I don't feel like I've been sheltered. My parents literally proposed that I drink some alcohol and encouraged that I go out partying at some point. Both things still don't interest me. (At least they didn't tell me to smoke, lol. But alcohol seems to be considered normal and potentially even healthy in small doses so they thought I should try it.) Online, I later learned that their opinion was that I'll just not look up things which I don't want to see, and in my case that has been true. I'm sorry to tell you I never had a porn addiction

Someone else pointed out that such anecdotes are survivorship bias: you might not see the people that didn't turn out alright. In my case that's certainly true, I'm not sure that I know anyone who didn't turn out okay. We take different paths through life but if you can provide for yourself and dependents, and are happy most of the time, I'd count that as success (also dependent on age: I'm not counting that my 90yo grandpa is currently often unhappy due to bad health)


Freedom without supervision vs supervision without freedom, both failures of parenting.

How is the supervision without freedom a parenting failure if they've turned out great in every regard?

A failure of management can still lead to a successful business for a variety of reasons, ranging from an in-demand product and lucky timing to great employees.
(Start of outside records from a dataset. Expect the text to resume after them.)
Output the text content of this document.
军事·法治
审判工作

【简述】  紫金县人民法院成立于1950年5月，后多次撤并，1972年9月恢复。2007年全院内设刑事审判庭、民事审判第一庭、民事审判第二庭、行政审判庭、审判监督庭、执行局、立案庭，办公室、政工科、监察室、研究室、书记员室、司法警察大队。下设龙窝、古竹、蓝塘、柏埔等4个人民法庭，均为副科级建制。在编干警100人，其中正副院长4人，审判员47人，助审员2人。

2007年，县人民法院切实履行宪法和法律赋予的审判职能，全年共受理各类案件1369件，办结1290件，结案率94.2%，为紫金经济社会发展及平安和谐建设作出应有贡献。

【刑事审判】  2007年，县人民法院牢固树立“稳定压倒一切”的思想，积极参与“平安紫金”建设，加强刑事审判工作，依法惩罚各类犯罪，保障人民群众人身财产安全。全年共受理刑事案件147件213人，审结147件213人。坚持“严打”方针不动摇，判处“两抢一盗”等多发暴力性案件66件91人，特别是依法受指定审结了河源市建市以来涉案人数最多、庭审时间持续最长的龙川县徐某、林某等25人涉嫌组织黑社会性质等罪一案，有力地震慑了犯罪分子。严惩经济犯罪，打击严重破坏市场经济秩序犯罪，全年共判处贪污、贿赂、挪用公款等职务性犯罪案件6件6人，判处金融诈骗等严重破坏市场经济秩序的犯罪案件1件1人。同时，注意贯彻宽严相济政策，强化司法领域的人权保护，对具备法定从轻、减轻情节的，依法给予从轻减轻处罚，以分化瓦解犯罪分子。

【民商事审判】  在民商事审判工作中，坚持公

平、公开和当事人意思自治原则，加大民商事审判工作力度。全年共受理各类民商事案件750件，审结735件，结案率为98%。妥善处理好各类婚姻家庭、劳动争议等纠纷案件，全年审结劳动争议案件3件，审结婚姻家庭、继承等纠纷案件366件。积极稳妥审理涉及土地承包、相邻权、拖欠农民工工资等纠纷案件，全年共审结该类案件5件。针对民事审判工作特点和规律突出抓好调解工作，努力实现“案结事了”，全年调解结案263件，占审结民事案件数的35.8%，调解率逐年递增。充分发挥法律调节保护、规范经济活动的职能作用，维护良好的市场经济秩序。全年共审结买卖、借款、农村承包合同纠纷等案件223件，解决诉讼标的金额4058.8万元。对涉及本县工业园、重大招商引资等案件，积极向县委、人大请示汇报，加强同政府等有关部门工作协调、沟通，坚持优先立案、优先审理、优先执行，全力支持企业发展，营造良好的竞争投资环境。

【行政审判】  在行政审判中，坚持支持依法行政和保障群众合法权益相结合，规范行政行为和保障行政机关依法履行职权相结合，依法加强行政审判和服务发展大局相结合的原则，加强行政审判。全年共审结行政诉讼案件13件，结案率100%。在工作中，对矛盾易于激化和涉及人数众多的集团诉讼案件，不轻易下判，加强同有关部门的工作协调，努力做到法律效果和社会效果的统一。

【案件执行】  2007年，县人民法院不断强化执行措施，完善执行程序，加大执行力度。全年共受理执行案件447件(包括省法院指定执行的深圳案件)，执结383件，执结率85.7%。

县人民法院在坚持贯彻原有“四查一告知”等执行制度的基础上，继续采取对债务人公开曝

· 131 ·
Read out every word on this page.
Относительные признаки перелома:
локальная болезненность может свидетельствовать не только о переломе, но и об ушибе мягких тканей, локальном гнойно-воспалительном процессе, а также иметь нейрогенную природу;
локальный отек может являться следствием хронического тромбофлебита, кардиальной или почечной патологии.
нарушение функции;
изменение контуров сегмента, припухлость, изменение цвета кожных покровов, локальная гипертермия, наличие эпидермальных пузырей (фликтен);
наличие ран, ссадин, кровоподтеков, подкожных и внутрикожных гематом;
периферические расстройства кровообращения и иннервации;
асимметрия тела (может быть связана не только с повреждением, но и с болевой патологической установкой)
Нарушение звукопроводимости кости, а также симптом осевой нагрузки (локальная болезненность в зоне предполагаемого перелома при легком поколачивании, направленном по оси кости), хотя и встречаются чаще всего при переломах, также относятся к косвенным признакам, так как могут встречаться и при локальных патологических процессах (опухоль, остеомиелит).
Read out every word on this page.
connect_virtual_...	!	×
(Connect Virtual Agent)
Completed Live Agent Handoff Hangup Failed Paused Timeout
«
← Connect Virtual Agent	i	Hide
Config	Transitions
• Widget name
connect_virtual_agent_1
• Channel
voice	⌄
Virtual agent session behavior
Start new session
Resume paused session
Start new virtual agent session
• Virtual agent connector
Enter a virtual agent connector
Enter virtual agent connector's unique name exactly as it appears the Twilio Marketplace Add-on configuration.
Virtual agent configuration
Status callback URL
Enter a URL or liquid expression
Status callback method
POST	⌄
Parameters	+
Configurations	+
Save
Bad parenting with a great child or a great school might, too, lead to positive outcomes

I'd call an approach suboptimal or bad depending on how likely it is to lead to bad outcomes, given what the parents know about the child at the time of course (sheltering or other special approaches may be needed in some cases, depending on behavior or health circumstances). It doesn't have to turn out bad in every single case, or even a majority, there just has to be consensus about the evidence and the parents must have been able to know of it. It would have to be really bad (like complete neglect) before I'd call it a failure though


That’s usually coupled with a lot of anxiety. Some level anxiety could be useful, as it can make a person look responsible. This can come at a heavy cost though, which they may not let others see, and might not even realize themselves until later in life.

Because they don't. In order to do anything successfully you need practice. You're just depriving the kid of practicing the single most important skill - autonomy.

Supervision is only one of many factors that impact a child's development. Good genes alone can make up for a lot of crappy parenting.

"pornography habits"

Putting onanism in the same sentence as drug abuse really weakens your argument.